Re: x86 ptep_get_and_clear question

Linus Torvalds (torvalds@transmeta.com)
Fri, 16 Feb 2001 09:36:07 -0800 (PST)


On Fri, 16 Feb 2001, Jamie Lokier wrote:

> Manfred Spraul wrote:
> > Ok, Is there one case were your pragmatic solutions is vastly faster?
>
> > * mprotect: No. The difference is at most one additional locked
> > instruction for each pte.
>
> Oh, what instruction is that?

The "set_pte()" thing could easily be changed into

lock ; orl pte,(ptepointer)

which actually should work as-is.
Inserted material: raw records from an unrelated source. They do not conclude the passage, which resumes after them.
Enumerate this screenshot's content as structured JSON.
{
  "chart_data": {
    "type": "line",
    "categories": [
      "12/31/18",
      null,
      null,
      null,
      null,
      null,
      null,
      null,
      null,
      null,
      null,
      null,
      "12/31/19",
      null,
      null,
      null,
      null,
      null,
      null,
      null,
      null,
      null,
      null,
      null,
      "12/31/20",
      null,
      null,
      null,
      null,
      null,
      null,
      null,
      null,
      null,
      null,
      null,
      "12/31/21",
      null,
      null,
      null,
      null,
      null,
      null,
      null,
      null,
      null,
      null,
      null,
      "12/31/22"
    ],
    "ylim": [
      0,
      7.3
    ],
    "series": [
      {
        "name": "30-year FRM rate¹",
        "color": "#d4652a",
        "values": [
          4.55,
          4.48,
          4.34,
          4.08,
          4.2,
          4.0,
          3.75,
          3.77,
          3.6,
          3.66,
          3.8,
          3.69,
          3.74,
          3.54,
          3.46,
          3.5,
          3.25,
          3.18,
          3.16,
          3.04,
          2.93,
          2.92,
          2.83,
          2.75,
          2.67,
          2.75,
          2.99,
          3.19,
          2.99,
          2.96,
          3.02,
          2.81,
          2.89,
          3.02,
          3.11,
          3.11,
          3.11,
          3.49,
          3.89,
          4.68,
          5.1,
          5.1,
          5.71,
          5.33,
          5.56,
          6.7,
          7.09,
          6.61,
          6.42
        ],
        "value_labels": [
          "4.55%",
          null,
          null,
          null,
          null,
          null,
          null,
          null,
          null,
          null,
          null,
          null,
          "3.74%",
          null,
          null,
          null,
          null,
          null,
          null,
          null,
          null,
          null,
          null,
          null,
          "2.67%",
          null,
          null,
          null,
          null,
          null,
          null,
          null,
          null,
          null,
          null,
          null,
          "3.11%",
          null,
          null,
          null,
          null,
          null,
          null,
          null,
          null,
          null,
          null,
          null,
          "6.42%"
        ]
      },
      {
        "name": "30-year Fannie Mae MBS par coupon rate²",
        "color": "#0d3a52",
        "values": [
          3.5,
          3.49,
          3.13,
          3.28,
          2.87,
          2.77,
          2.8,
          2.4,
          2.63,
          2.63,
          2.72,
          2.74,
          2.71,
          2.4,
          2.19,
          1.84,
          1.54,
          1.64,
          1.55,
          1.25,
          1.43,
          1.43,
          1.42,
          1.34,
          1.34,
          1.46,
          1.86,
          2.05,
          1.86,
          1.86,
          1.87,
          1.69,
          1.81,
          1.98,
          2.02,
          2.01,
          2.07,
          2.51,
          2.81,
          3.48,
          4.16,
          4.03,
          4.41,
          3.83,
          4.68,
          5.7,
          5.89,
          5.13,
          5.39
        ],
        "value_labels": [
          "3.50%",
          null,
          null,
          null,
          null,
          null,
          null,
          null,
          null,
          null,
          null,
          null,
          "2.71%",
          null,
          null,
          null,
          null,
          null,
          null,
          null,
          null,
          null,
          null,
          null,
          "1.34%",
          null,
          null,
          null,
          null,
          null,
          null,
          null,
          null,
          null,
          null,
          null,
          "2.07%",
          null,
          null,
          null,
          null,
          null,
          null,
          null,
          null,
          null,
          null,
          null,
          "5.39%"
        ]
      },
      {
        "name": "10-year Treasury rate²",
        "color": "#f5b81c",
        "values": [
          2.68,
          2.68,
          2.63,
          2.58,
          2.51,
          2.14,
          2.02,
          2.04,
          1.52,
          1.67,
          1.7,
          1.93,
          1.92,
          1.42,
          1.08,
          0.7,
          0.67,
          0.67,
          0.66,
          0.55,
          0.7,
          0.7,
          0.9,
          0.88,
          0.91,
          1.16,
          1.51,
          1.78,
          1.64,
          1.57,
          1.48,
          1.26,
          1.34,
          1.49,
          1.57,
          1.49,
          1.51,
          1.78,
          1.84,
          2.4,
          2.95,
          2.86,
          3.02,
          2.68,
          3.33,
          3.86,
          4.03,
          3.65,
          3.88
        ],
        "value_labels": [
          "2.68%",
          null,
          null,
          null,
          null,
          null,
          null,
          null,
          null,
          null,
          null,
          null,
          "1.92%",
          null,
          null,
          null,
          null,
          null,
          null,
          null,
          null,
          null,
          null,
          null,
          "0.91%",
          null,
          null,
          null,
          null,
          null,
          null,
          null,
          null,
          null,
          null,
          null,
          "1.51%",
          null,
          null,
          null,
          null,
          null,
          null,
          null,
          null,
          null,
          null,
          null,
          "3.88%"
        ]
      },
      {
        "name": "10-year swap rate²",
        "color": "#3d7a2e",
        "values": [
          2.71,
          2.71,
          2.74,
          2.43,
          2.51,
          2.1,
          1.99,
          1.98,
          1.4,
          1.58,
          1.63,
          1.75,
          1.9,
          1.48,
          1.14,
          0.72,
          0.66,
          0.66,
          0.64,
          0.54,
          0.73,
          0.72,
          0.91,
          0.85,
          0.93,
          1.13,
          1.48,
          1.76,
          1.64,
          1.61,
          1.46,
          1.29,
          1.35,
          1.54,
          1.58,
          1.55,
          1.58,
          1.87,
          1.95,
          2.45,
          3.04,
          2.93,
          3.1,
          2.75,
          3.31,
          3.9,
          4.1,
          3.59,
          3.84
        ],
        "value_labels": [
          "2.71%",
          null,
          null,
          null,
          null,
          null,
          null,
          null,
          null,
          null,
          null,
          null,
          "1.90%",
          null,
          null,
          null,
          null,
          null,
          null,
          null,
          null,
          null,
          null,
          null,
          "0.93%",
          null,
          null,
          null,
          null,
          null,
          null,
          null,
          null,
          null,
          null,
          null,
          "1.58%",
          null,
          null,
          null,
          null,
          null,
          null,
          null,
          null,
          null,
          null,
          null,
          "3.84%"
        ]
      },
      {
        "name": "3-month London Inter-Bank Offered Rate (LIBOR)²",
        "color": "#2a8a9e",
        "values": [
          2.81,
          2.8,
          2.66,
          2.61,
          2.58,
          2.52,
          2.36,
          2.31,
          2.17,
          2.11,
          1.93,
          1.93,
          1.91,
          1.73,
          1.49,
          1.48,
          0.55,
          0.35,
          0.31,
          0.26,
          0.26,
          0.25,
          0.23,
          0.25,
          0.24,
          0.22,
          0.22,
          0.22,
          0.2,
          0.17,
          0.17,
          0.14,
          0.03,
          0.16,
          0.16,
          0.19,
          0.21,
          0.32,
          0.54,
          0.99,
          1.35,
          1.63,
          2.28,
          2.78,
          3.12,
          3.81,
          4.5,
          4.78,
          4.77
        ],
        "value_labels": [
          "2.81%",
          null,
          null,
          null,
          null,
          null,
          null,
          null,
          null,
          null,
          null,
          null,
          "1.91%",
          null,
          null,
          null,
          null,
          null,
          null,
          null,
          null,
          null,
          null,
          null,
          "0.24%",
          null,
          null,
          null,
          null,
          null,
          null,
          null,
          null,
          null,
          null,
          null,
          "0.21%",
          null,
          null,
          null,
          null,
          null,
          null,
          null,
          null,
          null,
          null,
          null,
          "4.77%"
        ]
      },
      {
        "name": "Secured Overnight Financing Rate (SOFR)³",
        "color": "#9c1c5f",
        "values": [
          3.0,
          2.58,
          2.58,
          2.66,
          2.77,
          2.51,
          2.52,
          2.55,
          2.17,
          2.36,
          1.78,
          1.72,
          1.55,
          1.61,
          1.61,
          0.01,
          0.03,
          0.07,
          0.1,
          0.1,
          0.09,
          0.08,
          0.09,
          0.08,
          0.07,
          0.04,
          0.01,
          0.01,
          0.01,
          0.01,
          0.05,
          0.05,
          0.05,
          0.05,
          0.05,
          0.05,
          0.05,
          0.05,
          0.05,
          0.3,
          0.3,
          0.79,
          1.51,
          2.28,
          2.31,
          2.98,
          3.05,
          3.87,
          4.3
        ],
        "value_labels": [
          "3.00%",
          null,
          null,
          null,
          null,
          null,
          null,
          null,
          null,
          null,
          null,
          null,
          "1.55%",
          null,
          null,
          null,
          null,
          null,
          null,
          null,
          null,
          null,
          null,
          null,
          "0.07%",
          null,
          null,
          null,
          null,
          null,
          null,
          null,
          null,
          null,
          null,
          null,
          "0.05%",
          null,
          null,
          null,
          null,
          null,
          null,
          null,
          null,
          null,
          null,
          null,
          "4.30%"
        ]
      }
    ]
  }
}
We do not allow "set_pte()" on anything
but "pte_none()" entries anyway, so in the trivial case the "orl" is
exactly equivalent to a "movl". And in the (so far theoretical) case where
another CPU might have set the dirty bit, the locked "or" will again do
the right thing, and preserve it.

So that would basically be a one-liner that removes the set_pte() race for
mprotect() (and the vmscan.c case of re-establishing the pte, but as
vmscan needs to do something more anyway that part is probably not
interesting).

> > * munmap(anon): No. We must handle delayed accessed anyway (don't call
> > free_pages_ok() until flush_tlb_ipi returned). The difference is that we
> > might have to perform a second pass to clear any spurious 0x40 bits.
>
> That second pass is what I had in mind.
>
> > * munmap(file): No. Second pass required for correct msync behaviour.
>
> It is?

Not now it isn't. We just do a msync() + fsync() for msync(MS_SYNC). Which
is admittedly not optimal, but it works.